Dame Denise Lewis DBE
Lewis inspired a whole line of British heptathletes with her bronze medal at the Atlanta Olympics and gold medal four years later in Sydney in 2000. She was named Sunday Times sportswoman of the year a record three times, in 1994, 1998 and 2000 and having been one of the BBC’s leading athletics pundits, she is now president of UK Athletics. She was made a Dame in the 2023 New Year honours list.
Gabby Logan
Logan is one of the UK’s leading broadcasters. A former international gymnast, she began her broadcasting career in radio in 1992 and joined Sky Sports in 1996. She joined the BBC in 2007 and has presented programmes including Final Score, Inside Sport, Match of the Day and coverage of the Six Nations. She has covered the Olympics since 2008, including presenting the athletics in Paris. She has recently launched her chart-topping Podcast series ‘The Midpoint’ and ‘The Sports Agents’ with Mark Chapman.
Megan Nicholls
As daughter of 14-time British champion jump trainer Paul Nicholls, Nicholls rode more than 100 winners during a seven-year career before retiring in 2002, aged 25, to pursue a career in the media. She is a key part of the ITV Racing team for all the big racing festivals on the jumps and the flat. She won the Horserace Writers and Photographers award for emerging talent in 2023.
Eleanor Oldroyd
A giant of sports broadcasting, Oldroyd has worked on BBC Radio since 1986 and joined BBC Radio 5, now 5 Live, in 1991. She has presented from almost all the world’s biggest sporting events and commentated on the Queen’s funeral and the coronation of King Charles across BBC radio.
Jasmin Paris MBE
Paris became the first woman to complete one of the world’s toughest races, the 100-mile Barkley Marathons in Tennessee in March, finishing just 99 seconds within the 60-hour time limit. The ultramarathon runner has previously won bronze at the 2016 Skyrunning World Championships and beat the previous best time (for both men and women) for the Spine Race, run along the Pennine Way, by 12 hours in 2019.
Natalie Pinkham
Pinkham has been a key member of the Sky Sports F1 team since 2012. She is a respected advocate and lobbyist for online safety, mental health and wellbeing and is a founder of the annual one-day music festival Flackstock in memory of her friend Caroline Flack.
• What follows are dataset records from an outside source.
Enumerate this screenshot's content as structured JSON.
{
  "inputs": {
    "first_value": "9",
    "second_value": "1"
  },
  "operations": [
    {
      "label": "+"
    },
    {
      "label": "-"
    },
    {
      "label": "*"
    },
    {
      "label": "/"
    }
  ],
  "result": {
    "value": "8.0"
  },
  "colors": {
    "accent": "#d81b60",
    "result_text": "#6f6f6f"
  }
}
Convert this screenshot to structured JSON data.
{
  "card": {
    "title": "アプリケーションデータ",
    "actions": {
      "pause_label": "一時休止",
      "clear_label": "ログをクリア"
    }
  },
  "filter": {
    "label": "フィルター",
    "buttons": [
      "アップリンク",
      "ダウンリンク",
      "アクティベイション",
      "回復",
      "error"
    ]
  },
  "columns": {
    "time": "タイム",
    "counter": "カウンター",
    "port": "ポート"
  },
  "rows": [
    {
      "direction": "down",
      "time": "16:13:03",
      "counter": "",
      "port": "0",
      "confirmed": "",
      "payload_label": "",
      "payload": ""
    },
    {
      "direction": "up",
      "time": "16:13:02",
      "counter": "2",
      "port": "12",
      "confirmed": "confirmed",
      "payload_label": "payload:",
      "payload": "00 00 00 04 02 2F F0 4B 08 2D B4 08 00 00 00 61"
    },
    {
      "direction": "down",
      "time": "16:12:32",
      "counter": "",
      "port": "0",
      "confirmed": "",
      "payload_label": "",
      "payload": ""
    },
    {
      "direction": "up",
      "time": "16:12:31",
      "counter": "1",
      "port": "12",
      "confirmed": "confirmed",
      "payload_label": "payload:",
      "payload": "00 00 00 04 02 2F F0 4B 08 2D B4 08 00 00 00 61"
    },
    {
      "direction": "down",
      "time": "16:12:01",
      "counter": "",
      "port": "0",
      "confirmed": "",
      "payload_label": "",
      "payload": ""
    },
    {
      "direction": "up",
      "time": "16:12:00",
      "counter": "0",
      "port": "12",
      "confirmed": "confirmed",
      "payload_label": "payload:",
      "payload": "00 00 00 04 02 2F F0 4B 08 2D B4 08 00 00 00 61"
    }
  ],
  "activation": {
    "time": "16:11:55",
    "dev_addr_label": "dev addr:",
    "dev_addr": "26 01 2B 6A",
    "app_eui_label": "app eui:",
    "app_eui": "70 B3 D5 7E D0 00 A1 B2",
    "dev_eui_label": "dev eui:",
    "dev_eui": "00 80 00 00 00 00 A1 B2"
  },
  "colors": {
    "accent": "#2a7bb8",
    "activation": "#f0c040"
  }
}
She is a patron of the charity Hope & Homes for Children and co-founder of the YRDS agency.
Lianne Sanderson
Former Arsenal and Chelsea footballer Sanderson won 50 caps for England after making her debut for her country in 2006. The former Lioness striker is now a key part of talkSPORT’s women’s football coverage as co-commentator on England internationals, including at last summer’s World Cup. She also presents The Women’s Football Show on talkSPORT 2.
Lauren Steadman MBE
Lauren Steadman is a British Paralympic athlete, specialising in both swimming and the paratriathlon, in which she won gold in Tokyo. She has won three world and seven European titles as a paratriathlete and appeared on Strictly Come Dancing in 2018.